Pourquoi DiaLog ? Pouvez-vous nous raconter la genèse de cette solution ?
La pandémie a agi comme un révélateur pour de nombreux acteurs publics et privés de la nécessité de travailler sur les conditions de notre logistique urbaine : le fort développement du commerce en ligne, la mise en place des Zones à Faibles Émission (ZFE),... Les collectivités territoriales se posaient des questions et l’État qui avait largement décentralisé sa politique devait vérifier si les règles en vigueur étaient toujours adaptées.
Trois personnes, Anne-Marie Idrac, (ancienne ministre des transports et du commerce extérieur, présidente de France Logistique), Anne-Marie Jean (élue strasbourgeoise et présidente du port autonome de Strasbourg) et Jean-Jacques Bolzan (élu toulousain président de la Fédération des Marchés de Gros) ont eu pour mission de vérifier si la politique publique de l’État en matière de logistique urbaine était toujours adaptée. J’ai eu la chance d’être désigné comme co-rapporteur de cette mission, ce qui m’a donné l’occasion de faire un tour de France des attentes des collectivités territoriales et des filières économiques.
Un problème revenait très régulièrement : quand on est un livreur ou chargeur, la réglementation n’est pas toujours claire et son accès encore moins. Quand la collectivité est assez outillée, les acteurs économiques peuvent trouver l’information sur leurs médias en ligne, mais souvent l’information n’est pas facilement accessible. De leur côté, les collectivités territoriales nous ont dit que dans les ZFE manquaient des outils communs pour discuter à l’échelle d’un ensemble de communes et qu’ils avaient beaucoup de mal à faire prendre en compte leurs arrêtés dans les logiciels d’itinéraires.
La mission a donc recommandé de mettre en place une solution numérique ad hoc, ce que le Gouvernement a acté à l’occasion du Comité Interministériel de la Logistique de 2021 en proposant la mise en place d’une base de données nationale et des services associés.
Quelles sont les difficultés que rencontrent les acteurs de la logistique urbaine ?

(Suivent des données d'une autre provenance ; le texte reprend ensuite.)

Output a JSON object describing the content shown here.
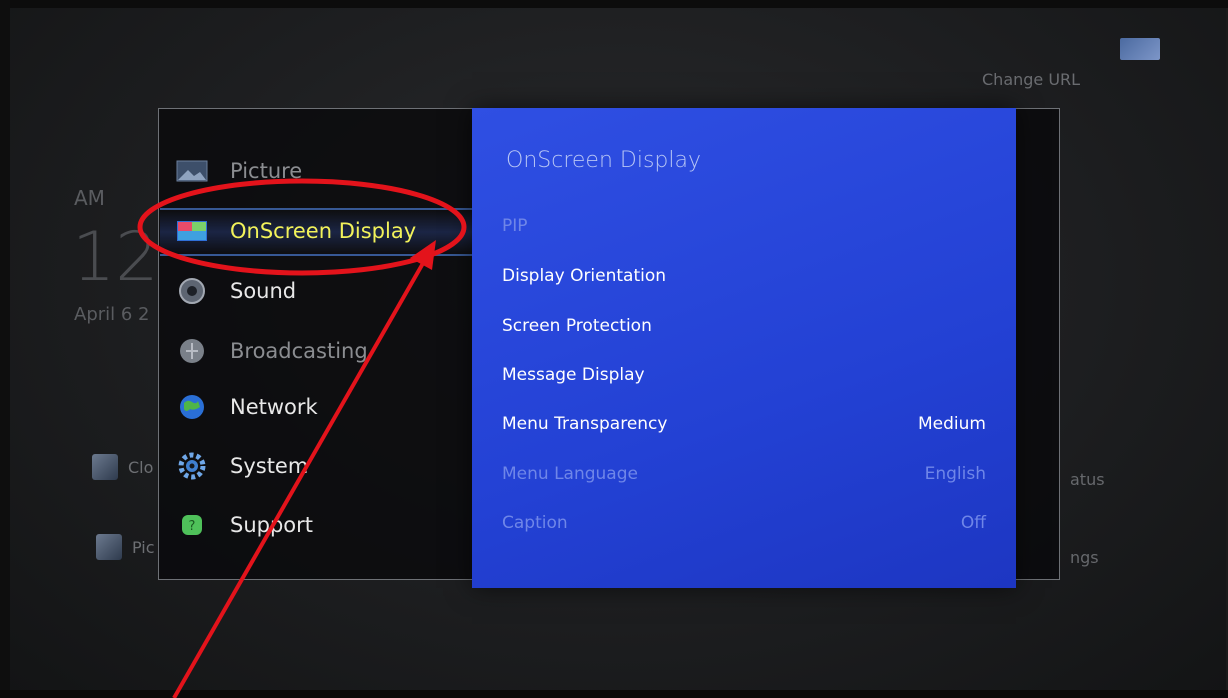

La mission en avait relevé de trois natures :
- difficulté d’information des usagers,
- difficulté à caractériser les besoins d’articulation des réglementations entre autorités publiques voisines,
- difficulté de mettre à disposition des information réglementaires sous un format exploitables par les logiciels d’itinéraires.
Toutes ces difficultés n’étaient pas insurmontables, mais il nous fallait d’abord une bonne écoute client pour vérifier que nous avions bien compris la question dans toutes ses dimensions.
Certains acteurs suggéraient de rendre obligatoire soit la transmission de l’information des maires aux GPS ou des GPS aux usagers mais ce qui nous manquait c’était surtout une solution techniquement viable.
DiaLog a été créé pour répondre à ces besoins exprimés par les acteurs publics et privés et mettre en chantier un travail technique qui y réponde.
Pourquoi avoir choisi le format de startup d’État pour DiaLog ?
La réponse aux besoins des acteurs se trouvait dans un projet à la fois de transport, de solution numérique et de modernisation de l’administration. Nous avons saisi l’opportunité des dispositifs mis en place par la direction interministérielle du numérique (DiNum) pour créer DiaLog.
En tant que projet numérique, la solution nécessitait une approche progressive par fonctionnalités afin d’aborder les sujets un par un. Dans la lignée du Point d’Accès National aux données - transport.data.gouv, DiaLog doit devenir la solution d’accès aux données routières. Face aux initiatives isolées des collectivités territoriales d’un côté et aux offres privées de l’autre, nous sentions que c’était le moment de structurer le marché et permettre un déploiement national des services sur le même modèle que transport.data.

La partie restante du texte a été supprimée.